Berkeley-based entrepreneurs Vivienne Ming, Andy Schmeder and David Lu discussed startup culture and the stories behind each of their innovations in a panel hosted by the Berkeley Chamber of Commerce, or BCC, on Thursday evening.

The event — called “Berkeley Visionary Lab: Innovation in Action” — was the first in a series of events hosted by BCC, the Berkeley Startup Cluster and the city of Berkeley’s Office of Economic Development. The event series is a spinoff of the chamber’s Berkeley Visionary Awards and is meant to facilitate connections between the city’s entrepreneurs, elected officials and other members of the Berkeley community.
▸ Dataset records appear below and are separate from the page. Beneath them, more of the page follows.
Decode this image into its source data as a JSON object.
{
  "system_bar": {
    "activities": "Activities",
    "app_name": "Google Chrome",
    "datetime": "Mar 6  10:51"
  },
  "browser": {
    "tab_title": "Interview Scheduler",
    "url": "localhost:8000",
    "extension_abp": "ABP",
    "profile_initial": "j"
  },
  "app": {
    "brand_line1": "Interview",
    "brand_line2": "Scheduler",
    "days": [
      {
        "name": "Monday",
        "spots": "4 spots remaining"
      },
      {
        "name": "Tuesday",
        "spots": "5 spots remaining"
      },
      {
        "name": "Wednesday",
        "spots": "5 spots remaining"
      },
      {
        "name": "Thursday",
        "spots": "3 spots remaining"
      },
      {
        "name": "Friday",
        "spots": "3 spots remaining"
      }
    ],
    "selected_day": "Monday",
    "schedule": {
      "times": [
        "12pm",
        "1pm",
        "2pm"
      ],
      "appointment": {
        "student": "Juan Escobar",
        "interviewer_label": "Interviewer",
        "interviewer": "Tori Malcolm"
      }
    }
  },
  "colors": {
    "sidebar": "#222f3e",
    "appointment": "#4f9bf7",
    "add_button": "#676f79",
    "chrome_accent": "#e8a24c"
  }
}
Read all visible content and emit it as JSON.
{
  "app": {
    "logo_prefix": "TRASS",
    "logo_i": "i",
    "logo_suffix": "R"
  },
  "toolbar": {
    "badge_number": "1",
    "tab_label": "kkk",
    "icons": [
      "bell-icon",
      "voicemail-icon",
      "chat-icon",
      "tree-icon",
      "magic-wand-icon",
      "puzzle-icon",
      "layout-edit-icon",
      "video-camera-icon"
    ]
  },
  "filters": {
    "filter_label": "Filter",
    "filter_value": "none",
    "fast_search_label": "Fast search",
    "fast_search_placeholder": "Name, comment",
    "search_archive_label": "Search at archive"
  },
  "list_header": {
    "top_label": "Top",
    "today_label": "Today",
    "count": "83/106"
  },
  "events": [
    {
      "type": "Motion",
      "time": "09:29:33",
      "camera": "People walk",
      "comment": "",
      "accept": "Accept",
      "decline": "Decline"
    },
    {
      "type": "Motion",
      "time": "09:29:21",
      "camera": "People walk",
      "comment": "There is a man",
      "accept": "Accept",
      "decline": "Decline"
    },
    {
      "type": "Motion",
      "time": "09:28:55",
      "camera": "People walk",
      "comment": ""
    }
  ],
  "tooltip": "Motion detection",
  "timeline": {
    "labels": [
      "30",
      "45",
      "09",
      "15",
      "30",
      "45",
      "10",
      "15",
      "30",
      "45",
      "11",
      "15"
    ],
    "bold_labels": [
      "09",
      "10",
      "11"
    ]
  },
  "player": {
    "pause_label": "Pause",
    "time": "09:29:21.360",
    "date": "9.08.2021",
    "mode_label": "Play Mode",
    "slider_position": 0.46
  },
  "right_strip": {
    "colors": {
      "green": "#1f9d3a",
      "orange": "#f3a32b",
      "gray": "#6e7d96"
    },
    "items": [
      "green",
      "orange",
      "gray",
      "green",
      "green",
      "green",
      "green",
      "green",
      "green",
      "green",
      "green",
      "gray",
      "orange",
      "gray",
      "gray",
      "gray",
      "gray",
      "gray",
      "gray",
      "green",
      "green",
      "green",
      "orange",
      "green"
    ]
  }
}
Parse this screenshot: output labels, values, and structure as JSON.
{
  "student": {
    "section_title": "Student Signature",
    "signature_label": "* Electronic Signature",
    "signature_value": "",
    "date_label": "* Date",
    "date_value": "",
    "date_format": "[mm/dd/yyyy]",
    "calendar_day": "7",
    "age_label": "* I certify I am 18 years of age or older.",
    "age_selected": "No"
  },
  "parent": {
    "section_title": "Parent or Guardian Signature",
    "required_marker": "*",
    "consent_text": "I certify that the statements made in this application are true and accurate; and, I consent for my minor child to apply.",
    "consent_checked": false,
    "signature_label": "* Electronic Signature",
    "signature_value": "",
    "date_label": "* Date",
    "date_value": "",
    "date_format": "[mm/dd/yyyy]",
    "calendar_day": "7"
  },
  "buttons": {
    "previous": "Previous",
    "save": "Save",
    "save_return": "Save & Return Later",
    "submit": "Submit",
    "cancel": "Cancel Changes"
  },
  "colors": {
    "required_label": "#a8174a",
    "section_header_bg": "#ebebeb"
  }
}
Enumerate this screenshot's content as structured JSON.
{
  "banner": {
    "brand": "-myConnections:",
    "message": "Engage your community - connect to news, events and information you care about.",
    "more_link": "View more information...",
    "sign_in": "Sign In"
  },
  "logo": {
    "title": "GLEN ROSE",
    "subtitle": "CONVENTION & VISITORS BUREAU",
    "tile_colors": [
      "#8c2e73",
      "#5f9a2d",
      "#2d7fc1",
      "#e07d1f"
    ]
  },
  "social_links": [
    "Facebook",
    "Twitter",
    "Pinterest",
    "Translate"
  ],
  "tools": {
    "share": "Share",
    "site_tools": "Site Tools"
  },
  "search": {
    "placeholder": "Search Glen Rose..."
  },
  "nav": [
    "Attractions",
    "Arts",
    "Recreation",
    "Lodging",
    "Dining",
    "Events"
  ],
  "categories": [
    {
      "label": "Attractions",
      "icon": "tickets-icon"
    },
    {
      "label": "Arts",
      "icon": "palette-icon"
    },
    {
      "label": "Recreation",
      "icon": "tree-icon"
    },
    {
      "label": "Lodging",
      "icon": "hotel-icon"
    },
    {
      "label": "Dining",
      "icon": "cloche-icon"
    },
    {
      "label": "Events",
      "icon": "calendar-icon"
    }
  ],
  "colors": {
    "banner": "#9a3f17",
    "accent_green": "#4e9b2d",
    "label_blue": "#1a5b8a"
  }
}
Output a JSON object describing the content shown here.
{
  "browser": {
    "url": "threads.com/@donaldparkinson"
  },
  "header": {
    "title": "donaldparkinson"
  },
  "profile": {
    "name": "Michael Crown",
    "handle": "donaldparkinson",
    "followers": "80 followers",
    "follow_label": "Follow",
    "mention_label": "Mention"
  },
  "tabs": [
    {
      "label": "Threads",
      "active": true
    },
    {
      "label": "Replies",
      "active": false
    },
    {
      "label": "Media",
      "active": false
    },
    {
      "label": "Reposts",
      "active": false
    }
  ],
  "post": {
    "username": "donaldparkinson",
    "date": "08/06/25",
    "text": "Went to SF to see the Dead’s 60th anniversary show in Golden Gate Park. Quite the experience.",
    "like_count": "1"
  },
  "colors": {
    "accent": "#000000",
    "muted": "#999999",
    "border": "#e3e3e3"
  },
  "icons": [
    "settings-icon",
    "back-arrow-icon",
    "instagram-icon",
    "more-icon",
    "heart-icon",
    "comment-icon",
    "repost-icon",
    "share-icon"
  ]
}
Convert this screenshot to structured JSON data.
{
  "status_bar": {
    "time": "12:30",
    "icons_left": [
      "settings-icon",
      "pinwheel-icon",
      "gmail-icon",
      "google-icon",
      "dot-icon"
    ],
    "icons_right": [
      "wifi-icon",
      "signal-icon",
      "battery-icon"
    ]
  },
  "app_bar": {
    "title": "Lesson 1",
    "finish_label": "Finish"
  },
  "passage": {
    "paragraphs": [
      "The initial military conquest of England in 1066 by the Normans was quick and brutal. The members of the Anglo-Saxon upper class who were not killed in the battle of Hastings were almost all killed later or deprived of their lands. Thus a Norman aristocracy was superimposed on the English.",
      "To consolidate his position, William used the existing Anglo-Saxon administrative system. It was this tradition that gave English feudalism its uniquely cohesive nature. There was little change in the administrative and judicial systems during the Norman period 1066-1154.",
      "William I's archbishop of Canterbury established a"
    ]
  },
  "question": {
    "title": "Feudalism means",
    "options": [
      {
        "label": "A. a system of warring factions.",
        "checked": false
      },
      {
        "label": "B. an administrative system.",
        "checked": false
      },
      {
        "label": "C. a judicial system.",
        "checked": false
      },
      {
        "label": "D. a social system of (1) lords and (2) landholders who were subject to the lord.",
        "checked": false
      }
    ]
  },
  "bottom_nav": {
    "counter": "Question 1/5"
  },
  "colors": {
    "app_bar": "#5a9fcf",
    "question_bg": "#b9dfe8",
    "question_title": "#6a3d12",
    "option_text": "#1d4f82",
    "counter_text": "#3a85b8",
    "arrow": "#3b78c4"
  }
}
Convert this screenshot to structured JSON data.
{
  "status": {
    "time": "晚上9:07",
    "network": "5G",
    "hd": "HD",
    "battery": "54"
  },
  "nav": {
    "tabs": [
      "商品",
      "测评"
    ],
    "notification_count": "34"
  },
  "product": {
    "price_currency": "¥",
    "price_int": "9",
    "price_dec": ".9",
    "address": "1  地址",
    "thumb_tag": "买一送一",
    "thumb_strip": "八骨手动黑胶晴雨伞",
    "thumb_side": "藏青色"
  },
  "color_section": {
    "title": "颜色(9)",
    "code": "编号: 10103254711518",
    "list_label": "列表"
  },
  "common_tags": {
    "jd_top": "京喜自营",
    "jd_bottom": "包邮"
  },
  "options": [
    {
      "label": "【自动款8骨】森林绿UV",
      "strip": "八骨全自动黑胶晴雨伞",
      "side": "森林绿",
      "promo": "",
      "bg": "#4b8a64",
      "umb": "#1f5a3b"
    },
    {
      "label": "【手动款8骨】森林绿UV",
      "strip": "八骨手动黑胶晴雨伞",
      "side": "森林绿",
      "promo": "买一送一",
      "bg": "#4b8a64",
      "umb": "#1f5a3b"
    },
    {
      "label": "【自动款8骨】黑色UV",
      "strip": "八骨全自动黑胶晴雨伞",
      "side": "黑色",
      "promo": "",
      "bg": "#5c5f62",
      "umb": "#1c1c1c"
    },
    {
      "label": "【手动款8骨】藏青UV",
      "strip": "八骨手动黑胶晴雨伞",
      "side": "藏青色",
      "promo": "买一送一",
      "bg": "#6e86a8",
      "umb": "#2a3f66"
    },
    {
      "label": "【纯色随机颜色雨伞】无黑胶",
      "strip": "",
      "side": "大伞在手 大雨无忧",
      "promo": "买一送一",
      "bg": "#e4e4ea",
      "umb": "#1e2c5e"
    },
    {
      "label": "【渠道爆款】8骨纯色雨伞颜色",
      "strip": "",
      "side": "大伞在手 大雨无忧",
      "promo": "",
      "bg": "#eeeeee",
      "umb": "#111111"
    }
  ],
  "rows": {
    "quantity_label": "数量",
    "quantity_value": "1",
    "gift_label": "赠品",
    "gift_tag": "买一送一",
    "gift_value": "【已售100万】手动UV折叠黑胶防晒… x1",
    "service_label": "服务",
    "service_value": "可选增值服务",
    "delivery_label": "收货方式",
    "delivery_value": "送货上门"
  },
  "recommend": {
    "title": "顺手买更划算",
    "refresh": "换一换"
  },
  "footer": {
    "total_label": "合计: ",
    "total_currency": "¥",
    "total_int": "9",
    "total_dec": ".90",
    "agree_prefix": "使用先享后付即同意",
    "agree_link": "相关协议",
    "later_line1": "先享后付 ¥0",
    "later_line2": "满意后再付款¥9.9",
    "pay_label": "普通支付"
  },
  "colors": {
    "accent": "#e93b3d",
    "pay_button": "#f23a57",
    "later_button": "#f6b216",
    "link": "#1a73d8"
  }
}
“Berkeley really has a long history of really being an iconoclast and being at the cutting edge, making action and change happen,” said Mayor Jesse Arreguín as he introduced the event. “Whether that’s through research or activism, that’s really the ethos of Berkeley.”

Alejandro Cantú, who developed an earthquake warning system called SkyAlert and attended the panel, said the event was an opportunity to see projects developed by the Berkeley community. He added that the problems addressed by Berkeley’s innovation community are “unique,” and he feels that he is in the right place to grow his company.

Ming, who co-founded Socos with her wife Norma Ming, said during the event that “some of the most amazing innovations of the world” are discovered at UC Berkeley and that she wanted to “tap into that” by basing her company here.

Socos is an educational startup that uses machine learning to give teachers evaluations of their students’ academic progress. According to Ming, she has only ever taken one high-level math course and one programming course, but she has invented several algorithms and written papers on computer science and cognitive science.

“If you take entrepreneurs and give them financial training, it doesn’t change anything about their outcomes,” Ming said during the event. “But you give them resiliency training and how to deal with failure, it totally changes everything.”

Schmeder, who co-founded Enchroma, echoed Ming’s views on resilience. At the event, he said his company, which produces glasses that restore color vision for the colorblind, has been through “a number of near-bankruptcies.”

Lu, who came to UC Berkeley as an international student from Shanghai, China, said during the event he initially planned on earning a doctorate. But two years into his education, he co-founded Clarity Movement, a startup based at CITRIS Foundry that develops air-sensing technology to monitor and respond to air pollution.

Lu eventually received a bachelor’s degree in atmospheric science in 2016, and Schmeder, who also graduated from UC Berkeley, received a bachelor’s degree in mathematics in 2002. Ming, who did not complete her undergraduate degree, went to Carnegie Mellon University for her master’s and doctorate degrees and became a visiting scholar at UC Berkeley’s Redwood Center for Theoretical Neuroscience.

All three cited the university’s resources and the city of Berkeley’s personality as reasons for their individual successes. After discussing their experiences with their own startup companies, the floor was opened to the audience for questions, leading to the end of the event about 7:30 p.m.

“Berkeley’s my second home,” Lu said. “I came from China straight to Berkeley … so I assumed all of (the) U.S. was like this. And then I realized Berkeley is quite (a) unique and special place. I love this place. It’s a dream enabler.”